What I can do later, I will …
Who doesn’t struggle with procrastination in some way? I am usually productive, but I get in moods of low energy where the tendency to postpone, put off or ignore tasks is huge. There are times when it’s easier to tell myself, “I will do it tomorrow” or “Starting now doesn’t make sense. I need a big block of time for this.” Or I’ll do a different task, such as clean out this closet or have a cup of coffee instead of sitting down to work at my laptop or picking up a paintbrush to start a new painting. I think to myself, I will look at my phone for a few minutes. Argh! Rabbit hole…
There are so many gurus’ tricks, videos and books published that seek to address humanity’s need to procrastinate. I don’t know if any method truly fixes the inclination to push back the timeline. In my opinion, the person needs to want to move ahead. But first, let’s look in the fridge.
Generally, I don’t “feel” like writing a blog post or putting items in my online shop. I feel like watching a video of someone exploding watermelon under a hydraulic press. I am not alone; most people don’t “feel” like doing whatever needs doing and will come up with a zillion distractions and make excuses to postpone, delay or duck dreaded tasks.
On top of this, add working for yourself. I am my own boss! Huzzah! But sometimes that means I can manipulate the boss. She believes me when I say looking up the Air Quality Data for the last ten years is important research. Further, I need to take care of her, don’t I? She’s working hard. She needs a nap, right?
Or I try to trick myself into producing, I make a deadline and don’t meet it. I drift off into a “research” time of scrolling and reading articles on the Internet. I make a To-do list on paper that ages under a pile of other papers, or a handy electronic list where I can move the deadlines instantly and easily (and infinitely.) Time for a snack, a walk or feeding the cats. It’s endless.
I am being honest. It’s tough. But the tortoise did get across the finish first, no?
Like the tortoise, I do work on dreaded projects a little bit at a time, slowly, with lots of procrastination and hurdles included. But despite the slowness and doodling about, I am here to announce that two projects recently reached the finish line. Yay!
Green Cottage Studios has a new website design. It’s where you are reading this blog. If you came in to the side directly to this post, take a look around. There are many more photos of recent work and a more visual look. The old site design was eight years old, so yes, it was time.
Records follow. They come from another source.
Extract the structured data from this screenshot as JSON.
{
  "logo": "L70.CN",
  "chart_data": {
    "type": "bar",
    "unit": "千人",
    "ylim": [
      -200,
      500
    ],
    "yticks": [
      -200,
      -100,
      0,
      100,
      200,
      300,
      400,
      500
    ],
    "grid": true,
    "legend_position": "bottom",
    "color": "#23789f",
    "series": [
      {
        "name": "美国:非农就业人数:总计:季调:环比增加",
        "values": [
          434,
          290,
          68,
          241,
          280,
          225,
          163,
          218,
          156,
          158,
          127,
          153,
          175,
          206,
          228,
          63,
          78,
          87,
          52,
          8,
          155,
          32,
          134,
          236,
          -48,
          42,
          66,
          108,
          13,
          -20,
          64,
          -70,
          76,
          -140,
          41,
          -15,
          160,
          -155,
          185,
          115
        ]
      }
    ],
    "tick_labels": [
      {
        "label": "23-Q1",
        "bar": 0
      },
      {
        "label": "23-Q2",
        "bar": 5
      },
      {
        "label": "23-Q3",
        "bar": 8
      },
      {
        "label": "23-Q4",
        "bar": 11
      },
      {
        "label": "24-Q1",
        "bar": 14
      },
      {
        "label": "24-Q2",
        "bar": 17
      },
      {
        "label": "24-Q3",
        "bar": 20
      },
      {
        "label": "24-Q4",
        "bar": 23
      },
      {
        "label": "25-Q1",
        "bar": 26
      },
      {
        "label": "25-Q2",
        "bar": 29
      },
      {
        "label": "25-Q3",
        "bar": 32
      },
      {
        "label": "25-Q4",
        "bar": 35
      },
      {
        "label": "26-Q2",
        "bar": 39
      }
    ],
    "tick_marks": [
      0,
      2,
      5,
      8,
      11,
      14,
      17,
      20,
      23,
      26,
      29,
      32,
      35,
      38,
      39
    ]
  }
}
The other project was adding more recent works to my online shop. Visit it here. Despite my plodding ways, there are fresh paintings on the shop site. Yay!
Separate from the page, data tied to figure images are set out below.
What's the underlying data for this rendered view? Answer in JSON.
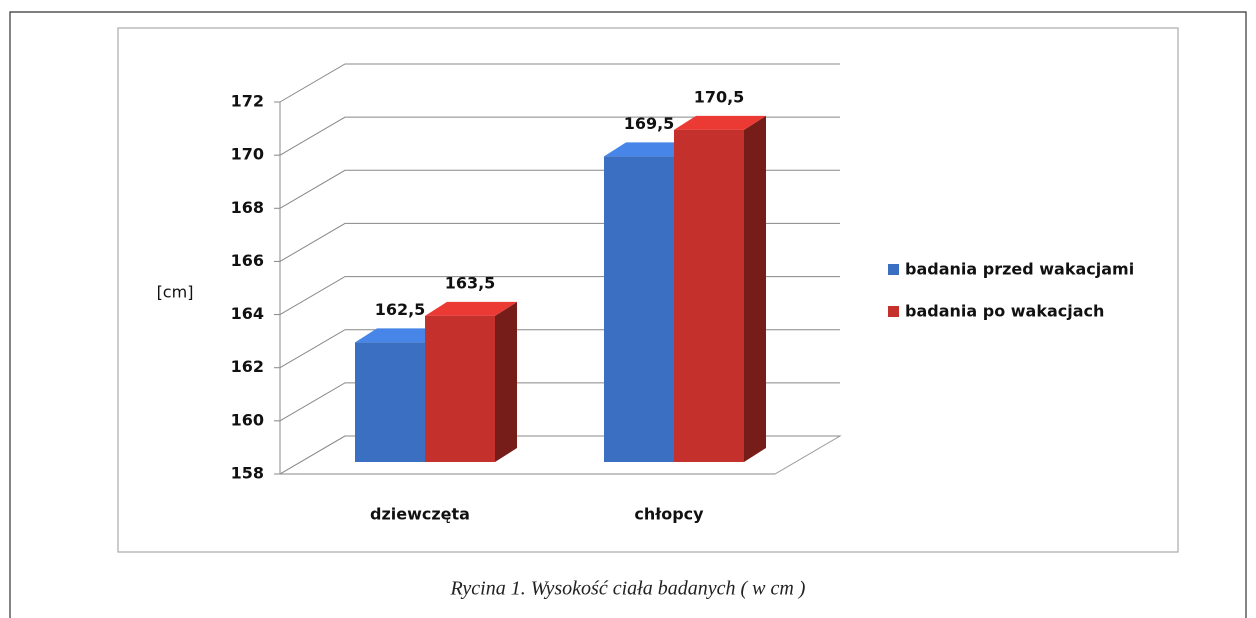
{
  "chart_data": {
    "type": "bar3d",
    "categories": [
      "dziewczęta",
      "chłopcy"
    ],
    "series": [
      {
        "name": "badania przed wakacjami",
        "color": "#3b6fc2",
        "values": [
          162.5,
          169.5
        ],
        "value_labels": [
          "162,5",
          "169,5"
        ]
      },
      {
        "name": "badania po wakacjach",
        "color": "#c4302b",
        "values": [
          163.5,
          170.5
        ],
        "value_labels": [
          "163,5",
          "170,5"
        ]
      }
    ],
    "y_label": "[cm]",
    "ylim": [
      158,
      172
    ],
    "yticks": [
      158,
      160,
      162,
      164,
      166,
      168,
      170,
      172
    ],
    "grid": true,
    "legend": "right",
    "caption": "Rycina 1. Wysokość ciała badanych  ( w cm )"
  }
}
So three cheers for the tortoise and good vibes to all my fellow procrastinators out there. I promise to keep up with the new site and shop. As with all things online, it will continue to evolve. But first, let’s clean out the garage, eh?
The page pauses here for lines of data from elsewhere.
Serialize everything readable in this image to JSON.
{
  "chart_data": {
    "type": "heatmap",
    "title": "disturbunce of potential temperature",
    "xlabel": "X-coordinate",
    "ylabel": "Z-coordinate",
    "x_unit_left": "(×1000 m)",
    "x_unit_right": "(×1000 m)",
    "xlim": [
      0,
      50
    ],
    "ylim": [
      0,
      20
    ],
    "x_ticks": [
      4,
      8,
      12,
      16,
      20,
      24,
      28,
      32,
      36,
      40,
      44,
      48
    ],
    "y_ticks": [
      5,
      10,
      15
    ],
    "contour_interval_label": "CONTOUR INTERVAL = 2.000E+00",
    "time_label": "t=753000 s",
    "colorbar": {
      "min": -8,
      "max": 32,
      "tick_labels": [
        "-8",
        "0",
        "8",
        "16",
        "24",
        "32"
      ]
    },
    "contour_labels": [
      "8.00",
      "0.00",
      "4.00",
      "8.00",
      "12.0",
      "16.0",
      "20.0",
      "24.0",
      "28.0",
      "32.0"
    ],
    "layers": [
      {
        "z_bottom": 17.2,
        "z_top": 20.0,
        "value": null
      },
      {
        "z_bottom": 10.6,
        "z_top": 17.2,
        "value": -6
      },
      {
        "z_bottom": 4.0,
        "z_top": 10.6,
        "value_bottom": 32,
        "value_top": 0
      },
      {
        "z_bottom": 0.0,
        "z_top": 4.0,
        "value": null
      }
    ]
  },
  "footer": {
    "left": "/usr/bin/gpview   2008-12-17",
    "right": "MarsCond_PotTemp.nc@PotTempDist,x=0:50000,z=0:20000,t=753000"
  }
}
BONUS: The Creative Life: Unleashing the Power of Sensory Exploration!
The sound of a summer rain shower popping your umbrella. The bitter taste and slightly floral smell of hot green and lemon grass tea. And the visual delight of the orange sun filling the sky with pink before sinking below the trees.
Our vision, hearing, smell, taste and touch give us sensory experiences all the time but are we paying attention?
I am listening to a fascinating audio book by best-selling author and podcaster Gretchen Rubin, titled, “Life in Five Senses: How Exploring the Senses Got Me Out of My Head and into the World.” It’s thought provoking when you consider how much of life just speeds by us and we don’t take it in. She also includes the research on the senses, so you understand more about your phsyiology. Of course she points out that people are individuals, so some people are “super tasters” while others simply “tasters” and so on.
In the section on vision, Rubin talks about color and how we can “tune in” to a specific color by making a game to hunt for it. She starts collecting objects in “scarlet” and displaying in her home, and the challenge opens up a whole new way of seeing for her.
I am usually tuned into noticing the visual aspect of the environment around me. But her thoughts and exercises got me trying to notice even more about the world. Going outdoors even in my own garden, I noticed the ant hills on the patio or the shape and color of leaves in the planting beds. Walking in the mall, I stop to admire patterns in a tablescape, or the color combinations in the fashion displays. If you wake up and notice, there are tons of visual delights to see and savor!
Her audio book comes with a list of activities to try and I plan to try some of them this summer. Yet, the best advice is this from her bullet list, “Let your mind off the leash. Give yourself the opportunity to wander around without trying to direct your thoughts.”
Isn’t that what the creative life is all about?